My nephew Tom needs to sweep his woman off her feet. It seems there was a lovers’ quarrel and feelings were hurt. “What about sending her a sky message, you know, one of those banners towed behind an airplane?” I offered. The idea seemed to lift his spirits. So I headed off to gather the skinny.
“Banner Joe,” of Aerial Advertising (619-222-4909; aerialadvertise.com), has been in this line of work since 1984. “Years ago, I had a product that I was trying to advertise, and it was going to cost me a lot of money,” he explained. “I owned an airplane, so I thought, I can advertise it in the air. So I went around to various conventions towing my banner behind my plane.”
Aerial Advertising flies over San Diego, Las Vegas, Phoenix, and the Los Angeles area and offers banner-towing, skywriting, and skytyping. “Skytyping uses five airplanes, and they spit out what looks like a typewritten message. The price starts at $5000 and goes up. Skywriting uses just one airplane and the price starts at $700.”
What is the substance?
“It is a very light oil that completely dissipates and is not harmful to the environment. It comes out of the exhaust, which is about four inches in diameter. When it comes out, it fattens up and is as wide as the airplane’s wings, which are roughly 30 feet.”
Where can you fly?
“We have to fly 12,500 feet over any large area like San Diego. And if we go inland, we can fly at maybe 6000 or 7000 feet. And we have to fly 2000 feet away from any building in the downtown area, such as Petco Park. For flying by the Q, we fly at about 500 feet or more out from the perimeter of the building; in other words, the parking-lot area. For the beaches we can fly lower; we fly at 500 feet altitude and 500 feet out from the breakers.”
How do the logistics of skywriting work?
“A pilot goes out generally 15 to 20 minutes beforehand and puts out trails to see how long it’s going to last. If it doesn’t last too long, then he goes up another 200 or 500 feet” and tries other test trails. “It all depends on altitude and how much winds are coming in and the humidity of the day. If there are clouds in the sky, the writing, which is white, doesn’t show up well. But weather like today, with a very small amount of cumulus cloud formations, would be a good day for skywriting.”
“Our skywriting has been known to go to New Mexico. If the wind is ten miles an hour at 12,000 feet, then every hour it will travel ten miles.”
And what about visibility from the ground?
“We know that you can see the message well 15 miles away from where it is done. So if you want to see the message all over the county, then it should be done three times: one in the south, one in the middle, and one in the North County.”
How long can the plane be in the air?
“We can fly as long as four hours. Soon we will have another airplane that will be able to fly roughly eight hours.” Joe says the rising cost of fuel, now up to $6 a gallon, has affected business. “The planes use 15 to 17 gallons an hour,” he said.

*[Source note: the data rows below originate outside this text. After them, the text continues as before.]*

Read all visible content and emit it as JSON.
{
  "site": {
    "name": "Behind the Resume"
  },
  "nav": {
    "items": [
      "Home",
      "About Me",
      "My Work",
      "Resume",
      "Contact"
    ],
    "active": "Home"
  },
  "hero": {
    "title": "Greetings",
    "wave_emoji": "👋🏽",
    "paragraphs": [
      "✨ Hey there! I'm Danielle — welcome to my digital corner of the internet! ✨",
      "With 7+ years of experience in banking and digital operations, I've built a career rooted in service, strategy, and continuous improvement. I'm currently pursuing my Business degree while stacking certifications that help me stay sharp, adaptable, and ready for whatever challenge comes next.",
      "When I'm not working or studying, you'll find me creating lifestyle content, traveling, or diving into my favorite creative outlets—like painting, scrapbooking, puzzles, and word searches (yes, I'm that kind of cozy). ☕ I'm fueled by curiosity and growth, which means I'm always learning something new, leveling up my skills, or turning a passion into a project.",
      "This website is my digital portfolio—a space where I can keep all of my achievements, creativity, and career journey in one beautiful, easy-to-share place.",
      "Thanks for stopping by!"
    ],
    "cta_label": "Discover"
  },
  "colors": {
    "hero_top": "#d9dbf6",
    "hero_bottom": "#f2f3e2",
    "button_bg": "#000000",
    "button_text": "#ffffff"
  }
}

And what about the classic “Will U Marry Me?” in dots of smoke?
“We do a lot of proposals. I try real hard to talk them out of it,” laughed Joe. “I could tell you many stories.”
We moved on to advertising via banners.
“With banners, you get more for your money. There is a broader range with a banner, such as smiley faces,” and a range of colors and images.
And the reason you often see the banner-towing planes by the beach, “There are normally 650,000 people on any good weekend on our beaches. That is according to the chamber of commerce. So the beach is the biggest congested area. But football games, baseball games, [the Ocean Beach] chili cook-off, those all have a lot of people also.”
How big of a banner can you tow?
“We tow from 50 to100 feet. Some of our banners have been 110, 115 feet long. If the customer wants the banner over land, we have to fly 1000 feet high, so the letters on the banner should be seven feet high. If they want it for the beach, we fly it at 500 feet high and the letters can be as low as five feet tall.”
Joe related one touching banner memory. “About 28 years ago, a 13-year-old Boy Scout got lost in the Cuyamacas, and there had been a light snowfall. A lady called me and asked me to fly a banner up there saying, ‘Tommy, hug a tree and stay where you are.’ She figured he was wandering and that is why they couldn’t track him down. Tommy saw the banner and stayed put and they found him.”
Joe offered an example with the pricing. “This week we have a marriage proposal banner that will be flying five times in Long Beach. It will cost the client about $470. Another client wants a ‘Happy Birthday’ banner to fly for about an hour and a half here in El Cajon. That will cost over $400.”
Air Ads (619-562-0055; airadsinc.net) also offers banner-towing. “A client calls up and tells us what they want us to fly,” explained owner Jim Oakley. “They give us a copy, and we put together the message for them. It can be up to 50 characters long. Letters can be red or black. And the price is $350 for one hour.”
For the cost of a banner with graphics it “depends on how large it is, but you can figure $2.50 a square foot, plus the additional cost of towing. Depending on how many hours you are going to fly, figure around $300 an hour.”
Anywhere you cannot fly?
“We can fly pretty much anywhere unless the president is in town. If he is in town, you cannot fly anywhere; they shut everyone down.”